Right now we're not technically using pyannote in the tool, but only some functionality to embed how speakers "sound like".

This is how the algorithm works behind the scenes:

  1. OpenAI Whisper does the transcription The result is saved in the segments dictionary inside the transcription.json file. Each transcript line is saved in the in this dictionary with its start and end times, along with the actual text It's also saved as a transcription object in the memory, so the tool can fetch stuff faster and more efficiently.

  2. Once we have all the segments from Whisper, we take each segment and embed them into vector space using the speechbrain/spkrec-ecapa-voxceleb model. What this means is that each audio snipped is assigned a vector representation from its start to its end time.

  3. When we're "translating" each audio snipped to its vector, we're also comparing to the previous segment. If their representations are close to each other, we assume it's the same speaker, if not, we mark that a "speaker change" happened, and we basically add it as a "meta speaker" segment in the transcription.

  4. While doing these comparisons, the tool also checks if there were similar vectors (or audio snippets) and that's why you might see that some speakers reappear on the transcription sometimes, but the speechbrain model isn't too well tuned in doing that.

I hope this makes sense!

Now, pyannote is quite powerful in actually identifying speakers. The plan is to go further with this, so that we're able to:

  1. Correctly identify each transcript speaker and mark them accordingly on the transcription. This will result with only a few speakers, which will be easy to rename in a few steps using the CMD/CTRL+F, or even directly in in the exported file...
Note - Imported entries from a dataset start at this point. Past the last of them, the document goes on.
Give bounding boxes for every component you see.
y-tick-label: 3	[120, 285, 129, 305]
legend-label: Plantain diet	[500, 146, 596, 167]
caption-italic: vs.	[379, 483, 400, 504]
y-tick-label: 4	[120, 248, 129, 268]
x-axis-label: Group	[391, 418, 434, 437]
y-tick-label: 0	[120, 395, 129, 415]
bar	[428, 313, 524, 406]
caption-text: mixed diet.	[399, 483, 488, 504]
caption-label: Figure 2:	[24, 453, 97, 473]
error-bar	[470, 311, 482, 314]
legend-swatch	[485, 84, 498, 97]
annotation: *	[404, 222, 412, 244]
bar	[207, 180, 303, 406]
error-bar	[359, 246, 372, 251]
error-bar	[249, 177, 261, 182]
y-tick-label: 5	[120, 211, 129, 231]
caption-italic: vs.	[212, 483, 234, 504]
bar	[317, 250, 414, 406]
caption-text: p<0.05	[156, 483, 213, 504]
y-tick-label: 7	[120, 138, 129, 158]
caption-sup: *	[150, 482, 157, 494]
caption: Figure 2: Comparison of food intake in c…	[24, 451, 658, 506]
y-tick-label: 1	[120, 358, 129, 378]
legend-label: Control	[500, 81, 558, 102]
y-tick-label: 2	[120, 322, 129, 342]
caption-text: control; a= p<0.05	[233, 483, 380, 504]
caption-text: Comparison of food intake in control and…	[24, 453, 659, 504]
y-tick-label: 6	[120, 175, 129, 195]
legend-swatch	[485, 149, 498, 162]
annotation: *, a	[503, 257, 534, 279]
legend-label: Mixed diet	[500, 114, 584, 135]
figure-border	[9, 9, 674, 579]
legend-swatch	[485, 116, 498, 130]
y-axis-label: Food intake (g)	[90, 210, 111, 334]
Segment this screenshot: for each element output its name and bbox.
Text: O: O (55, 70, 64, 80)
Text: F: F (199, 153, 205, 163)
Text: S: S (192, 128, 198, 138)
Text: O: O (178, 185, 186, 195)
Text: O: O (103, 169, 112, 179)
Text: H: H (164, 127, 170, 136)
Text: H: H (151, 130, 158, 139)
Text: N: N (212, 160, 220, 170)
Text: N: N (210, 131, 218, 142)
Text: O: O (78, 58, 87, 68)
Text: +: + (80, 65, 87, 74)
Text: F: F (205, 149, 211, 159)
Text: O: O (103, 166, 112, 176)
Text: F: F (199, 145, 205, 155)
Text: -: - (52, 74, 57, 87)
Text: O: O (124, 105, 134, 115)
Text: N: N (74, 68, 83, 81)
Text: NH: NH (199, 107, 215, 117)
  2. And then, for phase 2: save the speaker vector for further identification in each StoryToolkitAI Project, so that if you ingest new footage, the tool will be able to name the speakers correctly for you in the new transcriptions.

We were focused on integrating other stuff until now, but hopefully will be able to get to that soon.

The main reason why we chose to code speaker change detection first instead of speaker identification is because the vpyannote models have a few special licensing needs (for e.g. you have to have a hugging face account and accept the author's terms before being able to download it), and I wanted to dig a bit further into what it would mean for the final user who has no idea about how these things work. Nevertheless, it's probably doable... it just needs a bit of attention to make it work.

After writing all this down, I'm not sure that I answered your question, so feel free to ping me back!!

Cheers

clpStephen commented 3 months ago

I haven't looked much at the indexing side of your tool, but I do know that tens of thousands of dollars are spent per season of many of these unscripted shows on the transcriptions. The limited Speaker ID you are doing now is already what is separating you from similar tools, for me. If you could make that work first I think you would get some attention.